O advogado lembra, ainda, que muitos casamentos são celebrados em cerimônias religiosas que possuem efeitos civis, e as religiões têm suas próprias concepções e preceitos sobre o casamento baseados em seus livros sagrados e tradições. “Obrigar líderes religiosos a realizarem casamentos que vão de encontro a eles poderia configurar uma violação à liberdade religiosa e de consciência, garantidas pela Constituição”, expõe Rafael.

Família disfuncional

O pastor e teólogo Lourenço Stelio Rega afirma que, ao longo da história, ocorreram inúmeras alterações no modelo de família considerado tradicional.
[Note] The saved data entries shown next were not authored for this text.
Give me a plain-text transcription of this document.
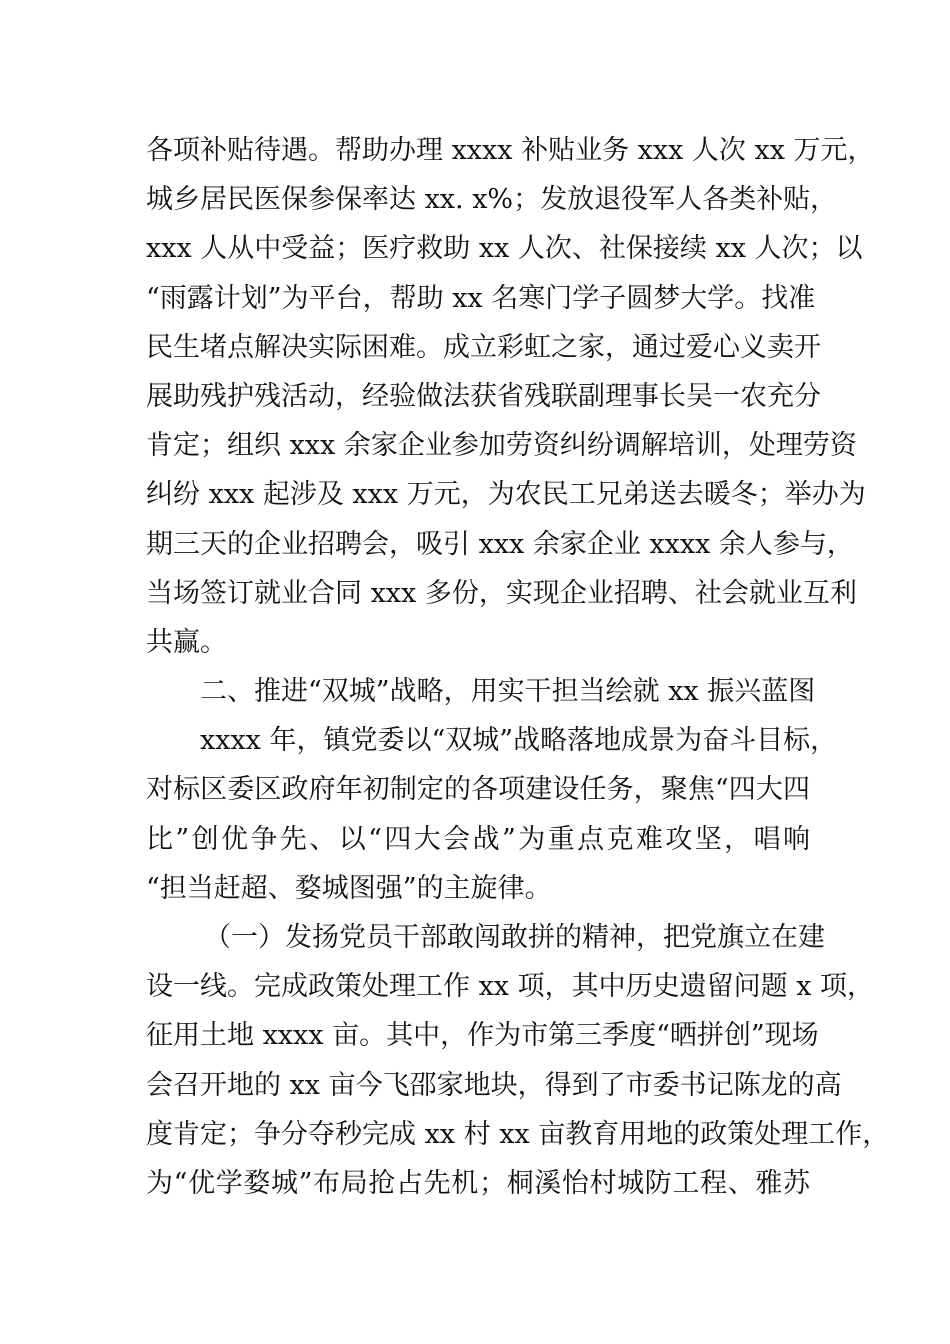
各项补贴待遇。帮助办理 xxxx 补贴业务 xxx 人次 xx 万元，
城乡居民医保参保率达 xx. x%；发放退役军人各类补贴，
xxx 人从中受益；医疗救助 xx 人次、社保接续 xx 人次；以
“雨露计划”为平台，帮助 xx 名寒门学子圆梦大学。找准
民生堵点解决实际困难。成立彩虹之家，通过爱心义卖开
展助残护残活动，经验做法获省残联副理事长吴一农充分
肯定；组织 xxx 余家企业参加劳资纠纷调解培训，处理劳资
纠纷 xxx 起涉及 xxx 万元，为农民工兄弟送去暖冬；举办为
期三天的企业招聘会，吸引 xxx 余家企业 xxxx 余人参与，
当场签订就业合同 xxx 多份，实现企业招聘、社会就业互利
共赢。
二、推进“双城”战略，用实干担当绘就 xx 振兴蓝图
xxxx 年，镇党委以“双城”战略落地成景为奋斗目标，
对标区委区政府年初制定的各项建设任务，聚焦“四大四
比”创优争先、以“四大会战”为重点克难攻坚，唱响
“担当赶超、婺城图强”的主旋律。
（一）发扬党员干部敢闯敢拼的精神，把党旗立在建
设一线。完成政策处理工作 xx 项，其中历史遗留问题 x 项，
征用土地 xxxx 亩。其中，作为市第三季度“晒拼创”现场
会召开地的 xx 亩今飞邵家地块，得到了市委书记陈龙的高
度肯定；争分夺秒完成 xx 村 xx 亩教育用地的政策处理工作，
为“优学婺城”布局抢占先机；桐溪怡村城防工程、雅苏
Agora, o objetivo é contemplar todo e qualquer casal, seja heterossexual ou não.

Por isso, a proposta, segundo ele, “visa, em grande parte, atender às demandas presentes no espírito da atual época cimentada na Pós-modernidade (Hipermodernidade), em que a pessoa como indivíduo é sua própria legisladora e juíza, estabelecendo para si o que é o certo e o que é errado e a si mesma julga se está certa, sem depender de outros e do mundo. O indivíduo conquistou o triunfo, o trono de ser o centro da sua própria vida”, diz.

Rega observa que, na narrativa da criação (Gênesis 1-2), tudo foi considerado bom pelo Criador, mas não era bom que o ser humano vivesse sozinho, nem que fosse apenas de uma só natureza. Assim, “temos o primeiro casal apontando para a dupla percepção da vida – masculina e feminina, como partícipes na ambientação da primeira célula social matriz, o lar”, cita.

Segundo o pastor, essa associação, com os dois sendo uma só célula, vivendo colegiadamente (Gênesis 2.18-26), foi modelada para dar condições funcionais equilibradas ao prosseguimento da vida. “Com a rebelião (Gênesis 3), o ser humano se distanciou do plano matriz da criação e passou a desenhar a vida por seu próprio modo, como resultado da dureza de seu coração (Mateus 19.3-12)”, prega Lourenço.

Como consequência, diz ele, o matrimônio, a família e a dinâmica social ficaram disfuncionais. Cada pessoa, em sua individualidade, deixa de lado a alteridade, para impor os próprios desejos e paixões.

“Isso significa que o indivíduo não segue quaisquer padrões ou referenciais, não existe mais estabilidade no que seja certo e errado”, analisa e acrescenta: ”A verdade passou a ser individual e, ao mesmo tempo, plural, para que todos possam fazer o que bem quiserem, o que seus sentimentos, intuições e paixões desejam. Vive-se uma liberdade ampla, total e irrestrita, sem reservas, sem limites”, conclui Lourenço Stelio Rega.